My colleague Lucas A. (Scot) Powe, Jr. has a pithy way of expressing the idea. He likes to say: "Anyone teaching constitutional law who discusses only the doctrine is guilty of educational malpractice." (For a detailed case in support of this view, see his book on The Warren Court and American Politics [Harvard University Press, 2000].) Why malpractice? Because such a teacher will not equip his or her students to advise clients intelligently about constitutional law issues, since what courts do with these issues, on the realist view, has far more to do with extra-legal political and related considerations than with doctrine.

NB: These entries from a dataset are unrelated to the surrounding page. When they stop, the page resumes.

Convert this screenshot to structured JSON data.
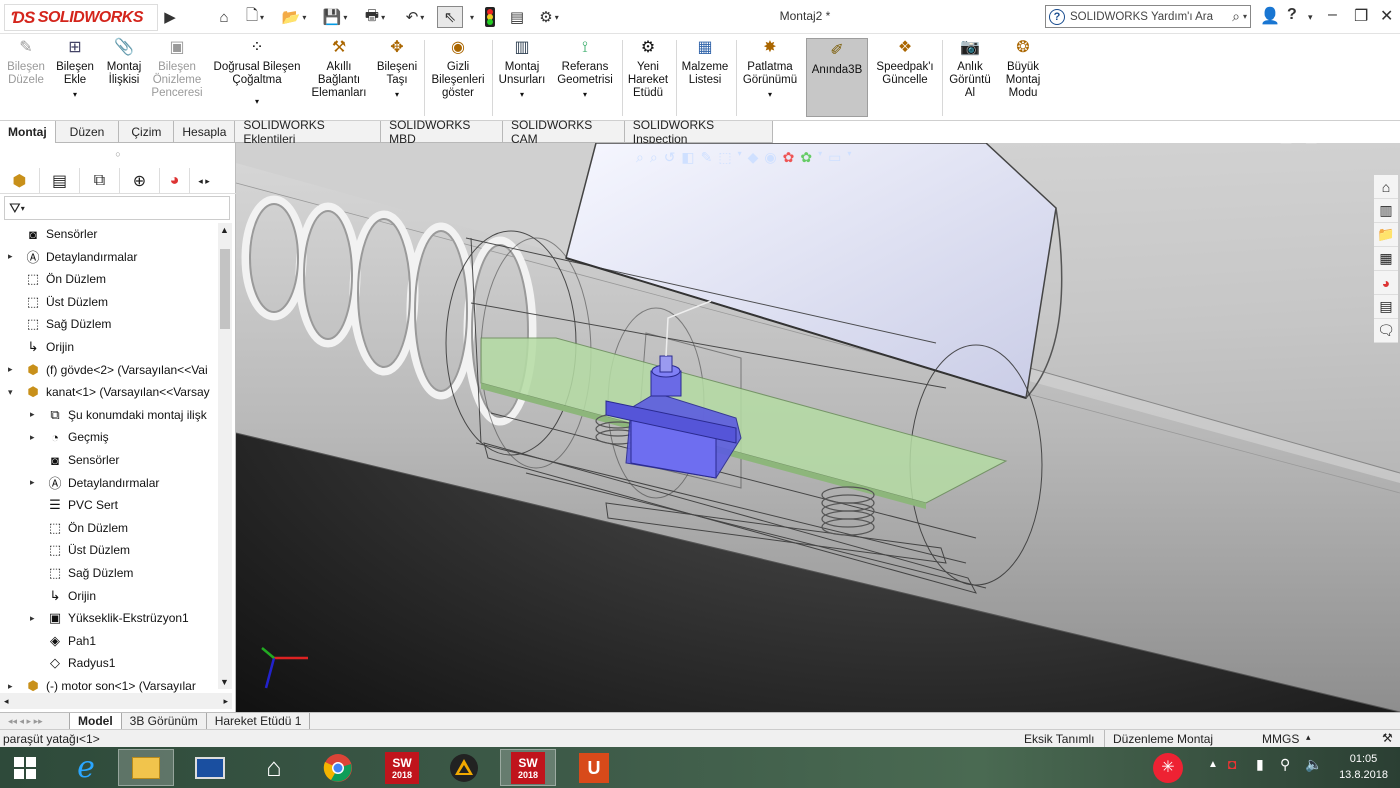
{
  "app": {
    "logo": "SOLIDWORKS",
    "doc_title": "Montaj2 *",
    "help_placeholder": "SOLIDWORKS Yardım'ı Ara"
  },
  "ribbon": [
    {
      "key": "edit_component",
      "label": "Bileşen Düzele",
      "enabled": false
    },
    {
      "key": "insert_component",
      "label": "Bileşen Ekle",
      "enabled": true
    },
    {
      "key": "mate",
      "label": "Montaj İlişkisi",
      "enabled": true
    },
    {
      "key": "component_preview",
      "label": "Bileşen Önizleme Penceresi",
      "enabled": false
    },
    {
      "key": "linear_pattern",
      "label": "Doğrusal Bileşen Çoğaltma",
      "enabled": true
    },
    {
      "key": "smart_fasteners",
      "label": "Akıllı Bağlantı Elemanları",
      "enabled": true
    },
    {
      "key": "move_component",
      "label": "Bileşeni Taşı",
      "enabled": true
    },
    {
      "key": "show_hidden",
      "label": "Gizli Bileşenleri göster",
      "enabled": true
    },
    {
      "key": "assembly_features",
      "label": "Montaj Unsurları",
      "enabled": true
    },
    {
      "key": "reference_geometry",
      "label": "Referans Geometrisi",
      "enabled": true
    },
    {
      "key": "new_motion_study",
      "label": "Yeni Hareket Etüdü",
      "enabled": true
    },
    {
      "key": "bom",
      "label": "Malzeme Listesi",
      "enabled": true
    },
    {
      "key": "exploded_view",
      "label": "Patlatma Görünümü",
      "enabled": true
    },
    {
      "key": "instant3d",
      "label": "Anında3B",
      "enabled": true
    },
    {
      "key": "update_speedpak",
      "label": "Speedpak'ı Güncelle",
      "enabled": true
    },
    {
      "key": "take_snapshot",
      "label": "Anlık Görüntü Al",
      "enabled": true
    },
    {
      "key": "large_assembly",
      "label": "Büyük Montaj Modu",
      "enabled": true
    }
  ],
  "command_tabs": [
    "Montaj",
    "Düzen",
    "Çizim",
    "Hesapla",
    "SOLIDWORKS Eklentileri",
    "SOLIDWORKS MBD",
    "SOLIDWORKS CAM",
    "SOLIDWORKS Inspection"
  ],
  "tree": [
    {
      "label": "Sensörler",
      "icon": "sensor-icon",
      "level": 1,
      "expand": false
    },
    {
      "label": "Detaylandırmalar",
      "icon": "annotations-icon",
      "level": 1,
      "expand": true
    },
    {
      "label": "Ön Düzlem",
      "icon": "plane-icon",
      "level": 1,
      "expand": false
    },
    {
      "label": "Üst Düzlem",
      "icon": "plane-icon",
      "level": 1,
      "expand": false
    },
    {
      "label": "Sağ Düzlem",
      "icon": "plane-icon",
      "level": 1,
      "expand": false
    },
    {
      "label": "Orijin",
      "icon": "origin-icon",
      "level": 1,
      "expand": false
    },
    {
      "label": "(f) gövde<2> (Varsayılan<<Vai",
      "icon": "part-icon",
      "level": 1,
      "expand": true
    },
    {
      "label": "kanat<1> (Varsayılan<<Varsay",
      "icon": "part-icon",
      "level": 1,
      "expand": "open"
    },
    {
      "label": "Şu konumdaki montaj ilişk",
      "icon": "mates-icon",
      "level": 2,
      "expand": true
    },
    {
      "label": "Geçmiş",
      "icon": "history-icon",
      "level": 2,
      "expand": true
    },
    {
      "label": "Sensörler",
      "icon": "sensor-icon",
      "level": 2,
      "expand": false
    },
    {
      "label": "Detaylandırmalar",
      "icon": "annotations-icon",
      "level": 2,
      "expand": true
    },
    {
      "label": "PVC Sert",
      "icon": "material-icon",
      "level": 2,
      "expand": false
    },
    {
      "label": "Ön Düzlem",
      "icon": "plane-icon",
      "level": 2,
      "expand": false
    },
    {
      "label": "Üst Düzlem",
      "icon": "plane-icon",
      "level": 2,
      "expand": false
    },
    {
      "label": "Sağ Düzlem",
      "icon": "plane-icon",
      "level": 2,
      "expand": false
    },
    {
      "label": "Orijin",
      "icon": "origin-icon",
      "level": 2,
      "expand": false
    },
    {
      "label": "Yükseklik-Ekstrüzyon1",
      "icon": "extrude-icon",
      "level": 2,
      "expand": true
    },
    {
      "label": "Pah1",
      "icon": "chamfer-icon",
      "level": 2,
      "expand": false
    },
    {
      "label": "Radyus1",
      "icon": "fillet-icon",
      "level": 2,
      "expand": false
    },
    {
      "label": "(-) motor     son<1> (Varsayılar",
      "icon": "part-icon",
      "level": 1,
      "expand": true
    }
  ],
  "bottom_tabs": [
    "Model",
    "3B Görünüm",
    "Hareket Etüdü 1"
  ],
  "status": {
    "left": "paraşüt yatağı<1>",
    "underdefined": "Eksik Tanımlı",
    "editing": "Düzenleme Montaj",
    "units": "MMGS"
  },
  "clock": {
    "time": "01:05",
    "date": "13.8.2018"
  },
  "taskbar_badge": "2018"
}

Suitably qualified (for the full scale of the qualifications, see my Blackwell essay), I find it hard to fathom that anyone disputes the truth of legal realism (lawyers don't, it's strictly some academics). It should hardly be surprising that legal realism is the correct descriptive account of appellate decision-making, if only for the simple reason that the cases selected for appellate review are disproportionately the ones where the legal reasons are indeterminate, and so the necessity for political and moral judgment is inescapable. (Yes, yes, I realize that Dworkin and his 3 [or is it 4?] followers have a theory according to which these judgments are themselves legal, but the theory is so bad, I'm discounting it here, sans argument.)

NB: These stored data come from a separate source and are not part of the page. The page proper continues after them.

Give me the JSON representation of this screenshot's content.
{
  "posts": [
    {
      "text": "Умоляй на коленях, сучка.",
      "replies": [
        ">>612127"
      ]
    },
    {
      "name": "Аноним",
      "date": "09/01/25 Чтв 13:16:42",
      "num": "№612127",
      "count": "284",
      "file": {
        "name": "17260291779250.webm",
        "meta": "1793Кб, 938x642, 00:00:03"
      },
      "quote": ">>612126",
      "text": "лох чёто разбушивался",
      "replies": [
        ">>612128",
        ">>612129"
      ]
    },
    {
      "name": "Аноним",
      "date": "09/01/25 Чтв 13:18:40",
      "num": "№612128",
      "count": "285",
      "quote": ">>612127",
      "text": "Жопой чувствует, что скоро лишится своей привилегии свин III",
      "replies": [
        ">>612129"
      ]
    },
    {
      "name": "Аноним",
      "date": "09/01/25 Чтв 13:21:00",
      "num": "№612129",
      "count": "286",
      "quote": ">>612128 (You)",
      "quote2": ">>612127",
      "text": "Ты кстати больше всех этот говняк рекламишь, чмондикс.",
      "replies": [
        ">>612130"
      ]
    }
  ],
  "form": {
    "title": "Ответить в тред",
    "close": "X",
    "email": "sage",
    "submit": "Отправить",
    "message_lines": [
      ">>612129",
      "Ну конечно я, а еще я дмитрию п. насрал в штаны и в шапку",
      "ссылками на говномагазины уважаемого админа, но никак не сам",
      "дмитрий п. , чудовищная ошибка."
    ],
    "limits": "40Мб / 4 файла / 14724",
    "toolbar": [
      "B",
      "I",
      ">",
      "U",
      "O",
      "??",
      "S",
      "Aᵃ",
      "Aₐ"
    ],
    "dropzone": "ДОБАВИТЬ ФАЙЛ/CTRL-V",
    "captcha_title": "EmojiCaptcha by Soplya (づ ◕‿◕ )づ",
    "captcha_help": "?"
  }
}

It's hard not to feel that our public culture, and our public discourse about law, would be a lot healthier if the truth of legal realism were more widely acknowledged. Consider the battle over federal court nominations: if we're realists, then we can say plainly that these are battles over life-time appointments of government agents who will be called on to make moral and political judgments, by which the force of the state will be brought to bear against the parties so judged. Ergo, it is perfectly reasonable, indeed, appropriate, for Senators to oppose nominations on moral and political grounds. The surprising thing, then, about the defeat of the Estrada nomination is not that he was defeated, but that so many others were given a free pass. These aren't battles over appointing the best "legal technicians"; these are battles over the appointment of mini-legislators. If the President doesn't nominate reasonably bipartisan legislators to the federal appeals courts, a Senate with a differing political cast of mind shouldn't approve any of them. Isn't it that simple? Well, it is if you're a legal realist.
UPDATE: Stuart Buck has "responded" in a fashion to this posting, but without it appears reading the linked essay and so without noting any of the "suitable qualifications." In particular, it is not the thesis of legal realism that "personal ideology" (as Mr. Buck puts it) determines the decision; it is the thesis that non-legal norms determine the decisions. This is obviously compatible with lots of unanimous decisions.